FRESH

Hacker News

Home

AIsbom – open-source CLI to detect "Pickle Bombs" in PyTorch models

51 points by lab700xdev

by lab700xdev

7 subcomments

Hi HN,
I’ve been working with ML infrastructure for a while and realized there’s a gap in the security posture: we scan our requirements.txt for vulnerabilities, but blindly trust the 5GB binary model files (.pt) we download from Hugging Face.
Most developers don't realize that standard PyTorch files are just Zip archives containing Python Pickle bytecode. When you run torch.load(), the unpickler executes that bytecode. This allows for arbitrary code execution (RCE) inside the model file itself - what security researchers call a "Pickle Bomb."
I built AIsbom (AI Software Bill of Materials) to solve this without needing a full sandbox.
How it works: 1. It inspects the binary structure of artifacts (PyTorch, Pickle, Safetensors) without loading weights into RAM. 2. For PyTorch/Pickles, it uses static analysis (via pickletools) to disassemble the opcode stream. 3. It looks for GLOBAL or STACK_GLOBAL instructions referencing dangerous modules like os.system, subprocess, or socket. 4. It outputs a CycloneDX v1.6 JSON SBOM compatible with enterprise tools like Dependency-Track. 5. It also parses .safetensors headers to flag "Non-Commercial" (CC-BY-NC) licenses, which often slip into production undetected.
It’s open source (Apache 2.0) and written in Python/Typer.
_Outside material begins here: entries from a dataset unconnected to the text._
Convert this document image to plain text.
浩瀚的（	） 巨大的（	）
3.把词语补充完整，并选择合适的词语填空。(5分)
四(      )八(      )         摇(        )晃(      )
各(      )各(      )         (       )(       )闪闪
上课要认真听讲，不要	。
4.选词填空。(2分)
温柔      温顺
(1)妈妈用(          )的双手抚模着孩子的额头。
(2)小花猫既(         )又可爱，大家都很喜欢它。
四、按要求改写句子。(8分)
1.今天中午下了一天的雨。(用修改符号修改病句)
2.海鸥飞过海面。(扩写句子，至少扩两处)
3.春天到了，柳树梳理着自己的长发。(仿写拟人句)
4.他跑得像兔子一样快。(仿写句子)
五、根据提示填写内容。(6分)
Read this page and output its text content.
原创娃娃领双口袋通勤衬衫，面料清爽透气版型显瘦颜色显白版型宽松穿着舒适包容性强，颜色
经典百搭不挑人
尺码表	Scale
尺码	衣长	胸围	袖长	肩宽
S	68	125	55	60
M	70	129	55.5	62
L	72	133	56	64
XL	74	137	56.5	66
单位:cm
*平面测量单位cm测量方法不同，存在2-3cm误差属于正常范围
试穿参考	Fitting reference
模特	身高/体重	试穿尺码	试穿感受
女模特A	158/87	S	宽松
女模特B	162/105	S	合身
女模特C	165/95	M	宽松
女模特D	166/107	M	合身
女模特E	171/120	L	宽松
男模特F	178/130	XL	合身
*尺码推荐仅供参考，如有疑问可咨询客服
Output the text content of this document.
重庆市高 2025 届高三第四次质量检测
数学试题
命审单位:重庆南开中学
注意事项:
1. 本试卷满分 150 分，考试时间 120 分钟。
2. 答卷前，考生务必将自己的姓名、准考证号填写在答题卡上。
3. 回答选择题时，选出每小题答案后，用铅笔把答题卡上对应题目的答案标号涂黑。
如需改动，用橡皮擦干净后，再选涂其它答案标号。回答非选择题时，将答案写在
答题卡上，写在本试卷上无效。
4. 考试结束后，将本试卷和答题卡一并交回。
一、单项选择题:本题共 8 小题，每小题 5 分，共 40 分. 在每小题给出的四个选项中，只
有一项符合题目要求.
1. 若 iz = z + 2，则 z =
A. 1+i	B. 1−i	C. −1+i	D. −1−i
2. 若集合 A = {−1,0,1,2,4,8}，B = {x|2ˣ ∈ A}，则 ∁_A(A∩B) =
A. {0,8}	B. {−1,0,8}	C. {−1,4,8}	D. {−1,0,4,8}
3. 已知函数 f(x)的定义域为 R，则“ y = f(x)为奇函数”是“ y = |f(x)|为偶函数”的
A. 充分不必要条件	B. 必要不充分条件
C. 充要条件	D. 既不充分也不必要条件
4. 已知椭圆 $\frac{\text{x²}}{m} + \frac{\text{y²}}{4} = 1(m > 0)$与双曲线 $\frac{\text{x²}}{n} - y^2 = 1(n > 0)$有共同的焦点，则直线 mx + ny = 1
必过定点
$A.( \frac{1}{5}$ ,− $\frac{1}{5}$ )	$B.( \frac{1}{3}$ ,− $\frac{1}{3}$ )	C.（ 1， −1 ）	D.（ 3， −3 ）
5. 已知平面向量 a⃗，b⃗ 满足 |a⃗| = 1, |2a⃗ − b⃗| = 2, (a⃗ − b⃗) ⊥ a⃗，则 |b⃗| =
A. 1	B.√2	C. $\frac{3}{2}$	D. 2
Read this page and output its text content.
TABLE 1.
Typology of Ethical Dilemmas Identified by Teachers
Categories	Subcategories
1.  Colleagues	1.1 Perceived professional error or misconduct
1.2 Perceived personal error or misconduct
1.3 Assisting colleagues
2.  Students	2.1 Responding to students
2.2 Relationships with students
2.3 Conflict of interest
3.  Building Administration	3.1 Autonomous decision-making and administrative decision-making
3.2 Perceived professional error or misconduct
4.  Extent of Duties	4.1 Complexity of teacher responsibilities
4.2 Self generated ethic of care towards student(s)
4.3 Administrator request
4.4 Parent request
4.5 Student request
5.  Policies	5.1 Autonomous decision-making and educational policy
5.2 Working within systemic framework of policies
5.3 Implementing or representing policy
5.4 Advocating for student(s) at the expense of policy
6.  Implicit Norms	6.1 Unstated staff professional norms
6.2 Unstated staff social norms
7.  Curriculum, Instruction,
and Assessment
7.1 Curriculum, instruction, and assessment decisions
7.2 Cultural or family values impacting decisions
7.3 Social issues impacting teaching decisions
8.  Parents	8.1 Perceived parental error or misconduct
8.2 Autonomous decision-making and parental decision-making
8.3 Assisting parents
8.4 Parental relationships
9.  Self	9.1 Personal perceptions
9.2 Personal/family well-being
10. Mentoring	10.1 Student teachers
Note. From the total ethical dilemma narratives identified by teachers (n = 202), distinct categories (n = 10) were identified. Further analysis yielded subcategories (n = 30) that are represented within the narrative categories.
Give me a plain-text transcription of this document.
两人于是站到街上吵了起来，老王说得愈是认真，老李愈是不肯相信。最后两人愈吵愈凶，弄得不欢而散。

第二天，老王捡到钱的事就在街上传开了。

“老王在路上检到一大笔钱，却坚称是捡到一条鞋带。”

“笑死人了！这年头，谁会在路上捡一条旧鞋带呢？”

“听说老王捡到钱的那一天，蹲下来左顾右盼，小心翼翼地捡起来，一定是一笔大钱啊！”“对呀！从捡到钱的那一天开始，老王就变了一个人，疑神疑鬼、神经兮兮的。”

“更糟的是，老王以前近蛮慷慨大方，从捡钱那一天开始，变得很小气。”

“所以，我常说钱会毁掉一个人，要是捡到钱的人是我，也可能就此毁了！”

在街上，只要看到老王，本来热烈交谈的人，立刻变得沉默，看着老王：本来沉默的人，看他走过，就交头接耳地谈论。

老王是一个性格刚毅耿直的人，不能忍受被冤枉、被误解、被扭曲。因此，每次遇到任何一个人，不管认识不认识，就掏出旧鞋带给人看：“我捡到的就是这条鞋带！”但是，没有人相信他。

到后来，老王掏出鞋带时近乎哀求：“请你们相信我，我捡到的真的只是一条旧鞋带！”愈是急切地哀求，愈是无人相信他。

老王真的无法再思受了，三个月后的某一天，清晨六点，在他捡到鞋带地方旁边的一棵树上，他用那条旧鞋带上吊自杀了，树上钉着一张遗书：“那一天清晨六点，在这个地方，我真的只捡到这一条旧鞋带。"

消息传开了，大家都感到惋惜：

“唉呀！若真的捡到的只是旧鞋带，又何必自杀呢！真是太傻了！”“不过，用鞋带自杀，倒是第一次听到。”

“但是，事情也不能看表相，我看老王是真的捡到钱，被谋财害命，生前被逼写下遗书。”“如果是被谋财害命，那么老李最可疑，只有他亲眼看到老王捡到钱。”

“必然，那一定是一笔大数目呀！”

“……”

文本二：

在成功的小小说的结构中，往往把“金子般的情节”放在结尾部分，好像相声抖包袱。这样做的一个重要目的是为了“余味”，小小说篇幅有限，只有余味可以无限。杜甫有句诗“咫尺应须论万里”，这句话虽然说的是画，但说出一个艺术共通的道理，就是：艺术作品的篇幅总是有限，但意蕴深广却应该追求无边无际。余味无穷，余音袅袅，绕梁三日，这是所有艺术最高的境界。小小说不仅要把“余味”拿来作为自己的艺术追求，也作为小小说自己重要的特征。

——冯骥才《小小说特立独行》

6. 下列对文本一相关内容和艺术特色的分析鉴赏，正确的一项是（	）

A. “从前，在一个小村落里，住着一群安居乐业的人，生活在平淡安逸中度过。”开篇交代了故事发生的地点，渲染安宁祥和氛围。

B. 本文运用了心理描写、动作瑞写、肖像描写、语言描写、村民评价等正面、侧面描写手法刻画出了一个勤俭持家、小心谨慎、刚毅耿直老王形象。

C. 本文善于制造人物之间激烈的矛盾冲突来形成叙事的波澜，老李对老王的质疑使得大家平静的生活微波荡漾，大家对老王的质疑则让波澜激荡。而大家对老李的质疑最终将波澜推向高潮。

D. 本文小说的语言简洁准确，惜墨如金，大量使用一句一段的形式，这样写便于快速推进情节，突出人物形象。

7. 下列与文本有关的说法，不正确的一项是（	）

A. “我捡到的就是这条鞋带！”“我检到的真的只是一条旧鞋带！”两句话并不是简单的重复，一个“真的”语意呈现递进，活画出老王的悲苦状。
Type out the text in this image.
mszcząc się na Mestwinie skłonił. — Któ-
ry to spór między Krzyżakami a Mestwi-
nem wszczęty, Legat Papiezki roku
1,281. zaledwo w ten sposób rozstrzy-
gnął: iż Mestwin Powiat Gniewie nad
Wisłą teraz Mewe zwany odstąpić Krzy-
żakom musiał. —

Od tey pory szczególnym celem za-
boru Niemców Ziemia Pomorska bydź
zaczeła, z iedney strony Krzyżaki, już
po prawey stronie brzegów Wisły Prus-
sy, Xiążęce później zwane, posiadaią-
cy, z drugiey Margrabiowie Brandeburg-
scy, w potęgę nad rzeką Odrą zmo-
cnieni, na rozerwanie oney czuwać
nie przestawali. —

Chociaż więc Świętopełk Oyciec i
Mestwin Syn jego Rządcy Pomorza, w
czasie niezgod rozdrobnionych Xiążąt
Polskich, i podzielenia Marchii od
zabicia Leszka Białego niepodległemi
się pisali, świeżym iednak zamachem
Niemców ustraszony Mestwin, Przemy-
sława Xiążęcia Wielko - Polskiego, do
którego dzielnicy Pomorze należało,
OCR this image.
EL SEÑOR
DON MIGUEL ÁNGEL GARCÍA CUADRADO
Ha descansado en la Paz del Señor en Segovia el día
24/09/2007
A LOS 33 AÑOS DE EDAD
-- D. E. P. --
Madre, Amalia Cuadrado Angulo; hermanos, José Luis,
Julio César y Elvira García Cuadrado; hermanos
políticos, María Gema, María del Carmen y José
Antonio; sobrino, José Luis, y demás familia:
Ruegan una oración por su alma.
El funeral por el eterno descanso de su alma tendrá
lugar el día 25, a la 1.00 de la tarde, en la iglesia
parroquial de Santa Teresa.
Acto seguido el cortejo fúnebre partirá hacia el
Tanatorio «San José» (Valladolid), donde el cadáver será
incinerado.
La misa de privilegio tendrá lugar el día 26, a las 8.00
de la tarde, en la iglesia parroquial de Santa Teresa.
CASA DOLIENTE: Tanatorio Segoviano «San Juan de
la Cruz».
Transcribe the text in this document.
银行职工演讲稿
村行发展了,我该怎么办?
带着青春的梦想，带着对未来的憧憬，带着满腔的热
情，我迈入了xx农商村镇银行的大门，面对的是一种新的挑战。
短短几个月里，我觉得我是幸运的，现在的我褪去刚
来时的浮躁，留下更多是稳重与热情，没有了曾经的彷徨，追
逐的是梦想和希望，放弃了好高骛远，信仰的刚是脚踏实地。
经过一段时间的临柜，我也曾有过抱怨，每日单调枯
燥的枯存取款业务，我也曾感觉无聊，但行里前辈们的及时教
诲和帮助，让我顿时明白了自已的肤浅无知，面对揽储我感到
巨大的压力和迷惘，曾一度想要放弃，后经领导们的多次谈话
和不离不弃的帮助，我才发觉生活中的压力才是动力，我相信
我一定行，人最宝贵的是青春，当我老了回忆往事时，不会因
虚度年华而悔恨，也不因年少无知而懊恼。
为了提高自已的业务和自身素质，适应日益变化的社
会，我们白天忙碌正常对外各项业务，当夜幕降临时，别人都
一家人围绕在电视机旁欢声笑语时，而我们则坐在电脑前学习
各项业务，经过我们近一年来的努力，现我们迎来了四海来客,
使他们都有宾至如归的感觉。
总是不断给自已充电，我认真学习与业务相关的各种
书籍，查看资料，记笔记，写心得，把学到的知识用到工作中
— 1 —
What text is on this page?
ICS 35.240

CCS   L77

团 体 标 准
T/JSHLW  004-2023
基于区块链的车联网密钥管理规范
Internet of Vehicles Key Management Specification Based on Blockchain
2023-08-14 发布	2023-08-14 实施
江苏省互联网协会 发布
Repo: https://github.com/Lab700xOrg/aisbom Live Demo (Web Viewer): https://aisbom.io
Why I built a scanner? https://dev.to/labdev_c81554ba3d4ae28317/pytorch-models-are-...
I’d love feedback on the detection logic (specifically safety.py) or if anyone has edge cases of weird Pickle protocols that break the disassembler.

by woodruffw

2 subcomments

The checks here seem pretty minimal[1]. I'd recommend taking a look at fickling (FD: former employer) for a more general approach to pickle decompilation/analysis[2].
[1]: https://github.com/Lab700xOrg/aisbom/blob/main/aisbom/safety...
[2]: https://github.com/trailofbits/fickling

by chuckadams

2 subcomments

When dealing with stuff like php serialization and pickle, the rule is simple: never unpickle anything you didn't pickle yourself. If anything else could possibly touch the serialized bytes, sign it with HMAC and keep that somewhere untouchable.
I somehow doubt this tool is going to be able to pull off what Java bytecode verification could not.

by roywiggins

1 subcomments

Don't love how ChatGPT the readme is, the bullet points under "Why AIsbom?" are very, very ChatGPT.

by krick

0 subcomment

Ok, as others noted, the tool in question is hardly a solution, but what is, then? I mean, presented like that, it's pretty crazy that everyone just downloads and runs 5GB executable blobs from Hugging Face. Does anyone review them somehow before they are accepted and gather 10K downloads on HF? Or is it really another totally mindbogglingy crazy thing that happens right now across all world, and everybody just shrugs and waits for catastrophic breach of security of planetary scale to happen?

by eyeris

0 subcomment

Was there any research into prior art? Recently did some research into this space and it seems like there are already a bunch of off the shelf open source projects for address this

0 subcomment

by esafak

0 subcomment

Good job. Pickle has no place in production. Yeah, I said it.